In 2010, the Court of Justice of the European Union (CJEU) delivered a landmark judgment concerning the requirements of the ‘complete independence’ of national data protection supervisory authorities (Commission v. Germany, C-518/07). Two and a half years later, the Court has taken a far more moderate view when assessing the level of independence of the Austrian Data Protection Commission (Commission v. Austria, C-614/10). For the author, who had criticized the previous judgment, the more recent one is a major step forward – towards a fair balance to be struck between the necessary independence of these authorities and the likewise necessary coherence of general State organization, State responsibility and State budget. The more recent judgment is also more in line with a) the wording of Article 8(3) of the EU Charter of Fundamental Rights, b) the level of independence enjoyed by the European Data Protection Supervisor (EDPS), the French Commission nationale de l’informatique et des libertés (CNIL) and the National Human Rights Institutions (NHRI) under the ‘Paris Principles’, and c) the previous case law (Commission v. ECB).
Nevertheless, even this more moderate level of independence required for data protection authorities seems to exceed the one deemed sufficient for the judiciary. This is highly problematic given the fact that the judiciary is not just a branch of State organization completely separated from data protection authorities but, on the contrary, is called upon to legally review the decisions of data protection authorities.
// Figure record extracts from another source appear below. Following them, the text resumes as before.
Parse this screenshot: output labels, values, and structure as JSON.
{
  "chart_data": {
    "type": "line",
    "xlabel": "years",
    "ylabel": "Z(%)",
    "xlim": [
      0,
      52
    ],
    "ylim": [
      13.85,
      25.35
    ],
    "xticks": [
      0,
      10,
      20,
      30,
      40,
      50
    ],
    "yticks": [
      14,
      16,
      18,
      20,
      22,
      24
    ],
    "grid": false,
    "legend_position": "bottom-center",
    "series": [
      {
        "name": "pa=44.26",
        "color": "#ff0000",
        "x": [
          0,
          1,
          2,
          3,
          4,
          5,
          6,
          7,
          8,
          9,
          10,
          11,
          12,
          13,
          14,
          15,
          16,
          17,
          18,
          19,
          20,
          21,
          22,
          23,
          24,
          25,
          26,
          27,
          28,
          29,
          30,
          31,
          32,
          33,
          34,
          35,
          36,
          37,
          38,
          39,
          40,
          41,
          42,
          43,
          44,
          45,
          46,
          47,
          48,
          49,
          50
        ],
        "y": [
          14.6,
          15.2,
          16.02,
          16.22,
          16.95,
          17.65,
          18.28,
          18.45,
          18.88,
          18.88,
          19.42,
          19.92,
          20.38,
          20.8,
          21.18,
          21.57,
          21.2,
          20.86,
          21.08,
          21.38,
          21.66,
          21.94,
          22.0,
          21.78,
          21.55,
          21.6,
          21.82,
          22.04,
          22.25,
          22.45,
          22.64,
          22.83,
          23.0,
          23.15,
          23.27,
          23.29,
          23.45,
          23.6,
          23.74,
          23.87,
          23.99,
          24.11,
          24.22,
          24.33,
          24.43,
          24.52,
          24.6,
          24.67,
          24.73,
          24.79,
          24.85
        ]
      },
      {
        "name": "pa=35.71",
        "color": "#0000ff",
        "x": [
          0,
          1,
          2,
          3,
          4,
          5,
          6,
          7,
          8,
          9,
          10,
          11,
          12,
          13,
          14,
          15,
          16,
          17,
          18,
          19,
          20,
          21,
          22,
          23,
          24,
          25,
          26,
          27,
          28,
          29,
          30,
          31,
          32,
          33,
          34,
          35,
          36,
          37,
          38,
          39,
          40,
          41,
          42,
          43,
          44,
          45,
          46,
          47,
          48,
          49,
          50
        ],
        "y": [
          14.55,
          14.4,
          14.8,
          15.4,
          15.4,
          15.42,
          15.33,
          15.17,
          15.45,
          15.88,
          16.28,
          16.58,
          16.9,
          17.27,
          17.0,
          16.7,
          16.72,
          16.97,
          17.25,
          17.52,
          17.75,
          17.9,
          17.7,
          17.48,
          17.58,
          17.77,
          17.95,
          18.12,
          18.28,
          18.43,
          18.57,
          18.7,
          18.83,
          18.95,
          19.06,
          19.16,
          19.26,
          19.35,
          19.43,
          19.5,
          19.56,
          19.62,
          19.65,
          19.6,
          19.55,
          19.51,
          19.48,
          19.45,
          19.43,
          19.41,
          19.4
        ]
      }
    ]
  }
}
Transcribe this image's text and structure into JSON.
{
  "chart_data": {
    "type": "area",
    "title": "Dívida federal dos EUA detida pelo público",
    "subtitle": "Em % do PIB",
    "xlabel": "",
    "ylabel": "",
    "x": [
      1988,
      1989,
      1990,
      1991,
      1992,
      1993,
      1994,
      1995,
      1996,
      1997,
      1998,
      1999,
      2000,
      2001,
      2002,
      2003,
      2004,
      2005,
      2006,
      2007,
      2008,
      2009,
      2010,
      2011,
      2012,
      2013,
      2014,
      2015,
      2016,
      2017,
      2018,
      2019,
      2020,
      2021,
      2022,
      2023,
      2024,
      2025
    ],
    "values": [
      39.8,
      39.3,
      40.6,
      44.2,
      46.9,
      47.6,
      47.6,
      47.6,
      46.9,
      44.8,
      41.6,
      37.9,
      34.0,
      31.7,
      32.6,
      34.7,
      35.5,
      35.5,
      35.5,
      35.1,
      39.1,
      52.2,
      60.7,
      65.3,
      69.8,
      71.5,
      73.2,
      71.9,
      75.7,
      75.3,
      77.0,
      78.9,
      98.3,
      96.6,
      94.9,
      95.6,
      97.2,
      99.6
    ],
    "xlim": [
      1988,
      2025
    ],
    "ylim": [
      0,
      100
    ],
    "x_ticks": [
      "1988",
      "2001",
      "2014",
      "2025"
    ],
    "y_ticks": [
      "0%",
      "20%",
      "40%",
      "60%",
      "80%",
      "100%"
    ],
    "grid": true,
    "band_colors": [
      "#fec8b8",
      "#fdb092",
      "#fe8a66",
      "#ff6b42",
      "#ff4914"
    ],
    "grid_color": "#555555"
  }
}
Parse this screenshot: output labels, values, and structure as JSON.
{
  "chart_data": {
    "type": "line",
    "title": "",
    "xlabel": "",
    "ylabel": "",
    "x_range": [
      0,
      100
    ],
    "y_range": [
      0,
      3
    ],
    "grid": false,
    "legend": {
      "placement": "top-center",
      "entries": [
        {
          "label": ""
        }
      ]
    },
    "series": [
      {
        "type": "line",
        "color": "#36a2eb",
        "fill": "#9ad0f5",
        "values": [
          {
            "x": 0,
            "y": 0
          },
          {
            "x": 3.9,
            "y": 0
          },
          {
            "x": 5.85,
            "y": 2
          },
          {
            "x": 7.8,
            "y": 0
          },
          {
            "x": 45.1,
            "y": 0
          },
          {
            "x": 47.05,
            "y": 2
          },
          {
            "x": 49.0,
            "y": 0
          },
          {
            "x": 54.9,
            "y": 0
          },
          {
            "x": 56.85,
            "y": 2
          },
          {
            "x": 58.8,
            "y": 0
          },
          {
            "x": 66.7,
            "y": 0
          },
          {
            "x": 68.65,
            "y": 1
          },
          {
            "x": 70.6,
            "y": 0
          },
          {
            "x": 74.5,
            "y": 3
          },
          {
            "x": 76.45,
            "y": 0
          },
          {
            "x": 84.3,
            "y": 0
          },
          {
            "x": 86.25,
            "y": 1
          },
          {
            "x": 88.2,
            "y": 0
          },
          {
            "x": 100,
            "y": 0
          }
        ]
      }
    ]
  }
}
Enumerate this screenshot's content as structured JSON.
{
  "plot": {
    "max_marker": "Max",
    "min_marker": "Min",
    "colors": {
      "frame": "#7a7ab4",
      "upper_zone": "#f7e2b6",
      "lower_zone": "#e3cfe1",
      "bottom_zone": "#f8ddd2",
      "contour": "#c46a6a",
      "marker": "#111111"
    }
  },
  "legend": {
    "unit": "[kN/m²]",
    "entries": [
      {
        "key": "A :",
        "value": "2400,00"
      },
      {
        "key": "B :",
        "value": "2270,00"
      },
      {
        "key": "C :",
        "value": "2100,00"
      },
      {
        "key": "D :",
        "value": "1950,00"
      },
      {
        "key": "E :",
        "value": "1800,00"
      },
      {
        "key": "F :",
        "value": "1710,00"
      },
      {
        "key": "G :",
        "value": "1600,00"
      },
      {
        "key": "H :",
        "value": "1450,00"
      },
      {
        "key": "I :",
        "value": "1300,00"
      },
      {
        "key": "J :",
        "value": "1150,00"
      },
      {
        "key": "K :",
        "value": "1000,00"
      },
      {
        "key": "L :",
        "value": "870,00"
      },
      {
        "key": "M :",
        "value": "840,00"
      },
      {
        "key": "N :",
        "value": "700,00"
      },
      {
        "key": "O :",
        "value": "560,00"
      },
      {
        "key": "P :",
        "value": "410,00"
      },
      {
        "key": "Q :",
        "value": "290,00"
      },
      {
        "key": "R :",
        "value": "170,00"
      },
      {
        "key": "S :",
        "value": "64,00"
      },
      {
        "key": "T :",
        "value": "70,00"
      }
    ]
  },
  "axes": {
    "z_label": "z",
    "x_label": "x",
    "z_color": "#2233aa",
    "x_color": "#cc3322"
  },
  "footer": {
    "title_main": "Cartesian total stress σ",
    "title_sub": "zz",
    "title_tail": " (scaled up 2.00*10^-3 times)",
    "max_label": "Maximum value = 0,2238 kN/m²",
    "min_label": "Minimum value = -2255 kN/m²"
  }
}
So also Commission v. Austria will, most probably, not yet be the end of the story – the more so, because the arguments raised in both judgments in favour of ‘complete independence’ are not intrinsically linked to the issue of data protection, but are likewise applicable to all kinds of regulatory bodies or institutions with a specific remit to secure fundamental rights, and, thus, in principle with horizontal relevance.